Thursday, February 11, 2010

12/14/2009, With drinking, what have I accomplished this last year?

Woke up @ 5:30 am and in a good mood. Had a good breakfast and then a morning meeting, I broke down a bit when it came to talking about my family. I am finding it hard to admit my guilt in rearguards to my family and the things I’ve done to them while drinking. I feel so bad for how I emotionally have been neglecting my children and Husband. I guess it’s part of the process of getting in touch and learning about this whole process. It’s almost dinner time so I am going to start reading my 12-step book that they gave me (I am suppose to read 10 chapters between 2 books by Friday).

10:11pm, Evening lecture went well. The speaker was pretty funny, he is a former pot smoker and drinker, stayed sober for 15 years and then fell off the wagon several times over the years.

What I gained from the lecture was:

“By the time you relapse, something was already set in motion” and to make sure you do your steps, meetings and readings.


My WOW moment during the lecture was when he said:


“With drinking, what have I accomplished this last year?”
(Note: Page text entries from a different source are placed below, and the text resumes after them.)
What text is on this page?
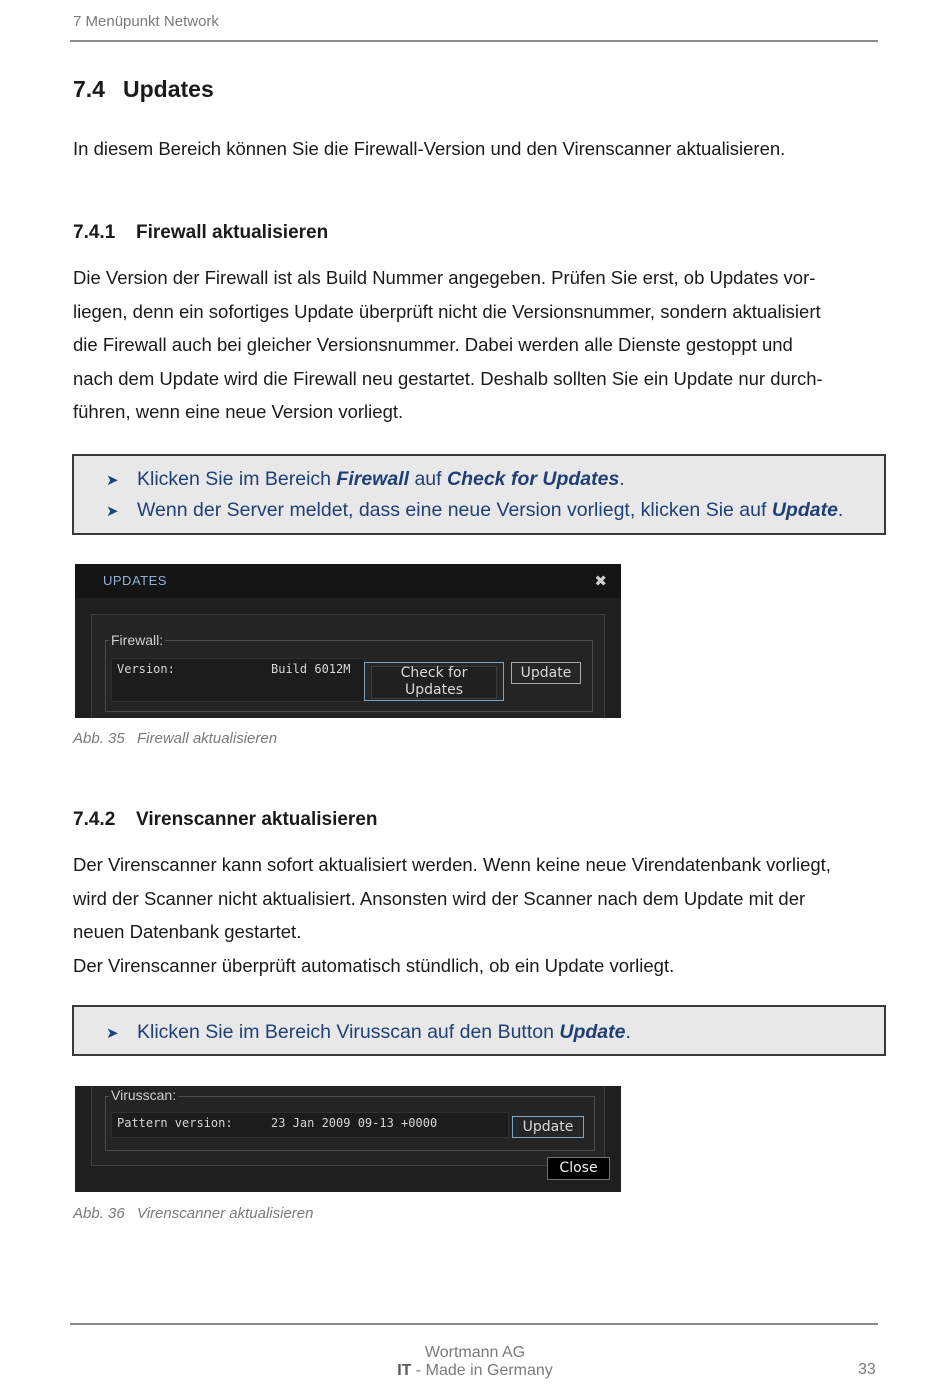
7 Menüpunkt Network
7.4 Updates

In diesem Bereich können Sie die Firewall-Version und den Virenscanner aktualisieren.

7.4.1 Firewall aktualisieren

Die Version der Firewall ist als Build Nummer angegeben. Prüfen Sie erst, ob Updates vor-
liegen, denn ein sofortiges Update überprüft nicht die Versionsnummer, sondern aktualisiert
die Firewall auch bei gleicher Versionsnummer. Dabei werden alle Dienste gestoppt und
nach dem Update wird die Firewall neu gestartet. Deshalb sollten Sie ein Update nur durch-
führen, wenn eine neue Version vorliegt.

➤ Klicken Sie im Bereich Firewall auf Check for Updates.
➤ Wenn der Server meldet, dass eine neue Version vorliegt, klicken Sie auf Update.
UPDATES	✖
Firewall:
Version:	Build 6012M	Check for
Updates
Update
Abb. 35 Firewall aktualisieren
7.4.2 Virenscanner aktualisieren

Der Virenscanner kann sofort aktualisiert werden. Wenn keine neue Virendatenbank vorliegt,
wird der Scanner nicht aktualisiert. Ansonsten wird der Scanner nach dem Update mit der
neuen Datenbank gestartet.
Der Virenscanner überprüft automatisch stündlich, ob ein Update vorliegt.

➤ Klicken Sie im Bereich Virusscan auf den Button Update.
Virusscan:
Pattern version:	23 Jan 2009 09-13 +0000	Update
Close
Abb. 36 Virenscanner aktualisieren
Wortmann AG
IT - Made in Germany	33
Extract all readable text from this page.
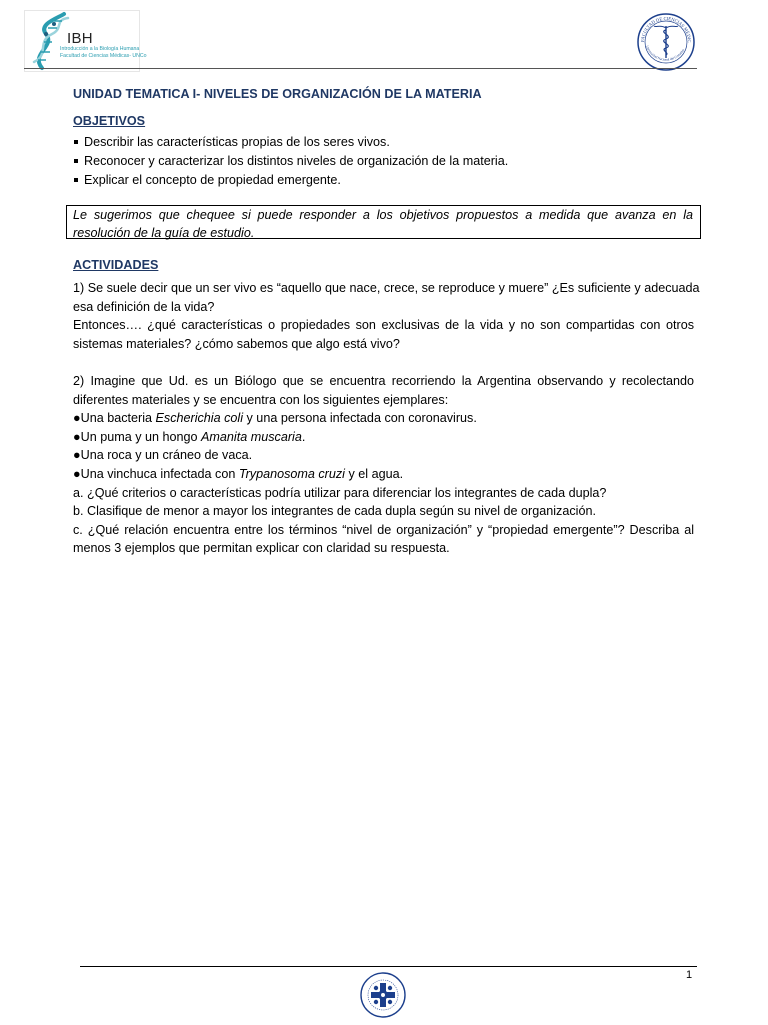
IBH
Introducción a la Biología Humana
Facultad de Ciencias Médicas- UNCo
FACULTAD DE CIENCIAS MÉDIC
Universidad Nacional del Comahue
UNIDAD TEMATICA I- NIVELES DE ORGANIZACIÓN DE LA MATERIA
OBJETIVOS
Describir las características propias de los seres vivos.
Reconocer y caracterizar los distintos niveles de organización de la materia.
Explicar el concepto de propiedad emergente.
Le sugerimos que chequee si puede responder a los objetivos propuestos a medida que avanza en la resolución de la guía de estudio.
ACTIVIDADES
1) Se suele decir que un ser vivo es “aquello que nace, crece, se reproduce y muere” ¿Es suficiente y adecuada
esa definición de la vida?
Entonces…. ¿qué características o propiedades son exclusivas de la vida y no son compartidas con otros
sistemas materiales? ¿cómo sabemos que algo está vivo?
2) Imagine que Ud. es un Biólogo que se encuentra recorriendo la Argentina observando y recolectando
diferentes materiales y se encuentra con los siguientes ejemplares:
●Una bacteria Escherichia coli y una persona infectada con coronavirus.
●Un puma y un hongo Amanita muscaria.
●Una roca y un cráneo de vaca.
●Una vinchuca infectada con Trypanosoma cruzi y el agua.
a. ¿Qué criterios o características podría utilizar para diferenciar los integrantes de cada dupla?
b. Clasifique de menor a mayor los integrantes de cada dupla según su nivel de organización.
c. ¿Qué relación encuentra entre los términos “nivel de organización” y “propiedad emergente”? Describa al
menos 3 ejemplos que permitan explicar con claridad su respuesta.
1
Emotionally today I am feeling ok. I kind of got scolded by one of the woman in the unit today because her son called and I didn’t write down the message, mind you it was the first time I answered the phone. I got upset and started crying about it, I guess I am being a little sensitive and irritable about it, in regard to what’s going on I am sure it’s expected. So I took a bath tonight hoping it would help relax me, but the tub is so shallow it kind of made it hard, plus the water kept draining out of the tub..lol

I guess tomorrow I have my Butterfly ceremony, Which I guess is something they do to welcome you into the sisterhood of the unit (I will leave the unit name out for the privacy of the other woman). Well I suppose I should head off to bed realizing that I am craving beer at the moment. I am sitting in the TV room and am assuming it’s because it late, I’m watching TV and pretty much at home if I was doing this I would be drinking. Should I get up and walk away? or just deal with it? I’m just not sure how this all works yet.

Well I am going to go out for a smoke then get some reading done before going to bed.